Multiple Linear Regression in C# QuickStart Sample

Illustrates how to use the LinearRegressionModel class to perform a multiple linear regression in C#.

View this sample in: Visual Basic F# IronPython

using System;

using Numerics.NET.DataAnalysis;
using Numerics.NET;
using Numerics.NET.Statistics;
using Numerics.NET.Data.Text;

namespace Numerics.NET.QuickStart.CSharp
{
    /// <summary>
    /// Illustrates building multiple linear regression models using 
    /// the LinearRegressionModel class in the 
    /// Numerics.NET.Statistics namespace of Numerics.NET.
    /// </summary>
    class MultipleRegression
    {
        static void Main(string[] args)
        {
            // The license is verified at runtime. We're using
            // a 30 day trial key here. For more information, see
            //     https://numerics.net/trial-key
            Numerics.NET.License.Verify("64542-18980-57619-62268");

            // Multiple linear regression can be performed using 
            // the LinearRegressionModel class.
            //
            // 

            // This QuickStart sample uses data test scores of 200 high school
            // students, including science, math, and reading.

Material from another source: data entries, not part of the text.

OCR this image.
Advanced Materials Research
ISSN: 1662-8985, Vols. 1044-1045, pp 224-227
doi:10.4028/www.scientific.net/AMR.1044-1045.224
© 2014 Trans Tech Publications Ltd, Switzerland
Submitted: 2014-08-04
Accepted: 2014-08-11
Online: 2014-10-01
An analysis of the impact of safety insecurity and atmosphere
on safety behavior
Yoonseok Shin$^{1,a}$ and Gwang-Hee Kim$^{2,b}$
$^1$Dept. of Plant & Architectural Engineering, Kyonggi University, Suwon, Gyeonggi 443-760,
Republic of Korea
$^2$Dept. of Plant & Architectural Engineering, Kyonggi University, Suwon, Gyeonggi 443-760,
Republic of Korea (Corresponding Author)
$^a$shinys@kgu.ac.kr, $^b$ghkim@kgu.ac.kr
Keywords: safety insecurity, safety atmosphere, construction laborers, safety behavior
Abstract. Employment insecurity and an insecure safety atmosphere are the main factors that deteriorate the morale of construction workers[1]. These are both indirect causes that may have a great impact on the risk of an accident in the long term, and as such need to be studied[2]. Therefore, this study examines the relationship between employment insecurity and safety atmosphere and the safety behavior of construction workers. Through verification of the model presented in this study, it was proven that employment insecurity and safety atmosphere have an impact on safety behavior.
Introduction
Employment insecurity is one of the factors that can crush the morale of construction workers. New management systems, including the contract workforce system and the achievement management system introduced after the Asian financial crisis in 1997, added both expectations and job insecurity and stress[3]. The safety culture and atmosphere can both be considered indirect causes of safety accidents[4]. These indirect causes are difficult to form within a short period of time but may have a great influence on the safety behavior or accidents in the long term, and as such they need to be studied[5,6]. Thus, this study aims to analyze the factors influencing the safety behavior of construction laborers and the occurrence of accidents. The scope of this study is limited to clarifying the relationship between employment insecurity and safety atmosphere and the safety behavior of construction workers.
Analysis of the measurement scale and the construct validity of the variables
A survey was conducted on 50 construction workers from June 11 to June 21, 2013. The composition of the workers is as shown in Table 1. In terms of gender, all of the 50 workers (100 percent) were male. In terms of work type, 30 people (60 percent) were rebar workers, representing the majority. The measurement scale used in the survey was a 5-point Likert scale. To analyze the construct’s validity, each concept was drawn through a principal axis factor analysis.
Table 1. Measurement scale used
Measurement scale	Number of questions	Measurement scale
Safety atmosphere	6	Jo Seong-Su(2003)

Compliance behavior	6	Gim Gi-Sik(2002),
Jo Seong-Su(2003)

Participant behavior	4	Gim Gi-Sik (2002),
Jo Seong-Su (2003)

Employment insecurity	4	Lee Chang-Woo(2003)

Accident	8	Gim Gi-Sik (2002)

            // First, read the data from a file into a data frame. 
            var data = DelimitedTextFile.ReadDataFrame(@"..\..\..\..\Data\hsb2.csv");

            // Now create the regression model. Parameters are the data frame,
            // the name of the dependent variable, and a string array containing 
            // the names of the independent variables.
            var model = new LinearRegressionModel(data,
                "science", new string[] {"math", "female", "socst", "read"});

            // Alternatively, we can use a formula to describe the variables
            // in the model. The dependent variable goes on the left, the
            // independent variables on the right of the ~:
            var model2 = new LinearRegressionModel(data,
                "science ~ math + female + socst + read");

            // We can set model options now, such as whether to exclude 
            // the constant term:
            // model.NoIntercept = false;

            // The Fit method performs the actual regression analysis.
            model.Fit();

            // The Parameters collection contains information about the regression 
            // parameters.
            Console.WriteLine("Variable              Value    Std.Error  t-stat  p-Value");
            foreach(var parameter in model.Parameters)
            {
                // Parameter objects have the following properties:
                Console.WriteLine("{0,-20}{1,10:F6}{2,10:F6}{3,8:F2} {4,7:F5}",
                    // Name, usually the name of the variable:
                    parameter.Name, 
                    // Estimated value of the parameter:
                    parameter.Value, 
                    // Standard error:
                    parameter.StandardError,
                    // The value of the t statistic for the hypothesis that the parameter
                    // is zero.
                    parameter.Statistic, 
                    // Probability corresponding to the t statistic.
                    parameter.PValue);
            }
            Console.WriteLine();

            // In addition to these properties, Parameter objects have 
            // a GetConfidenceInterval method that returns 
            // a confidence interval at a specified confidence level.
            // Notice that individual parameters can be accessed 
            // using their numeric index. Parameter 0 is the intercept, 
            // if it was included.
            Interval confidenceInterval = model.Parameters[0].GetConfidenceInterval(0.95);
            Console.WriteLine("95% confidence interval for intercept: {0:F4} - {1:F4}",
                confidenceInterval.LowerBound, confidenceInterval.UpperBound);
            
            // Parameters can also be accessed by name:
            confidenceInterval = model.Parameters.Get("math").GetConfidenceInterval(0.95);
            Console.WriteLine("95% confidence interval for 'math': {0:F4} - {1:F4}",
                confidenceInterval.LowerBound, confidenceInterval.UpperBound);
            Console.WriteLine();

            // There is also a wealth of information about the analysis available
            // through various properties of the LinearRegressionModel object:
            Console.WriteLine($"Residual standard error: {model.StandardError:F3}");
            Console.WriteLine($"R-Squared:               {model.RSquared:F4}");
            Console.WriteLine($"Adjusted R-Squared:      {model.AdjustedRSquared:F4}");
            Console.WriteLine($"F-statistic:             {model.FStatistic:F4}");
            Console.WriteLine($"Corresponding p-value:   {model.PValue:F5}");
            Console.WriteLine();

            // Much of this data can be summarized in the form of an ANOVA table:
            Console.WriteLine(model.AnovaTable.ToString());

            // All this information can be printed using the Summarize method.
            // You will also see summaries using the library in C# interactive.
            Console.WriteLine(model.Summarize());

            Console.Write("Press any key to exit.");
            Console.ReadLine();
        }
    }
}